I wasn’t sure what I was most shocked at.

The fact that he was buying into the clinic.

Or the fact that he somehow knew I was pregnant when I hadn’t told another soul yet.

Deciding it was probably best to get all the shock out of the way at once, I slid my finger under the seal of the envelope.

And pulled out a sheet of paper.

Declaring that my student loans had been paid off.

When Michael came in a few minutes later, he found me sobbing at my desk.

“I don’t understand,” Michael said when I managed to give him the bare minimum details through my cries. “Why are you crying so hard if this is good news?”

It was hard for Michael, the guy with a pretty normal, pretty decent family, from a common enough background, to truly understand how little I’d had in life, how freaking hard I had to claw my way up, how much I had sacrificed.

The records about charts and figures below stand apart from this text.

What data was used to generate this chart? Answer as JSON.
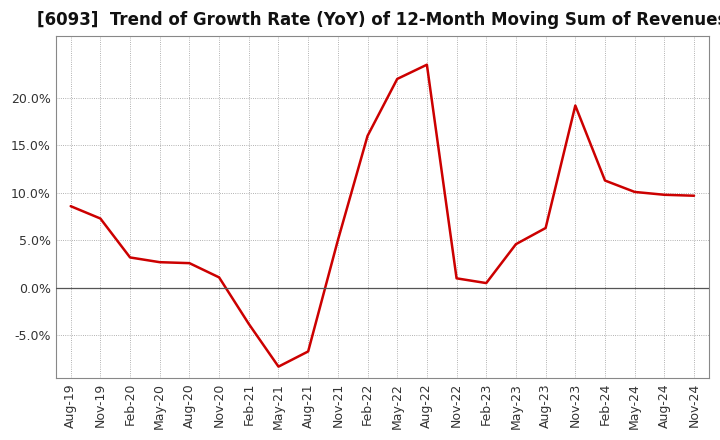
{
  "title": "[6093]  Trend of Growth Rate (YoY) of 12-Month Moving Sum of Revenues",
  "line_color": "#cc0000",
  "background_color": "#ffffff",
  "plot_background_color": "#ffffff",
  "grid_color": "#999999",
  "x_labels": [
    "Aug-19",
    "Nov-19",
    "Feb-20",
    "May-20",
    "Aug-20",
    "Nov-20",
    "Feb-21",
    "May-21",
    "Aug-21",
    "Nov-21",
    "Feb-22",
    "May-22",
    "Aug-22",
    "Nov-22",
    "Feb-23",
    "May-23",
    "Aug-23",
    "Nov-23",
    "Feb-24",
    "May-24",
    "Aug-24",
    "Nov-24"
  ],
  "y_values": [
    0.086,
    0.073,
    0.032,
    0.027,
    0.026,
    0.011,
    -0.038,
    -0.083,
    -0.067,
    0.05,
    0.16,
    0.22,
    0.235,
    0.01,
    0.005,
    0.046,
    0.063,
    0.192,
    0.113,
    0.101,
    0.098,
    0.097
  ],
  "ylim": [
    -0.095,
    0.265
  ],
  "yticks": [
    -0.05,
    0.0,
    0.05,
    0.1,
    0.15,
    0.2
  ],
  "title_fontsize": 12,
  "axis_fontsize": 9,
  "line_width": 1.8,
  "figsize": [
    7.2,
    4.4
  ],
  "dpi": 100
}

And even after all of that, how little progress I made in life.

I’d been broke, living in a crummy neighborhood, taping my shoes together, drowning in debt, alone, and so lonely that it was hard to breathe at times.

Then just like that, Seeley had come back into my life, and everything had changed.

I was no longer alone.

Not only did I have him, but I had the guys and the girls and the club.

I had a home.

We’d been carefully painting and decorating it since we moved in with little but a bed and a card table in the dining room.

And now, on top of all of those changes that I never could have seen coming, and would never take for granted for even a second, suddenly every bit of financial uncertainty was gone.

My debt was paid off.

The clinic would be fully funded.

I would be going into marriage and motherhood more secure than I could have ever anticipated.

“Is it because you won’t be able to bang that hot biker of yours in the break room as often if we have more people working here?” Michael asked, making a snort escape me.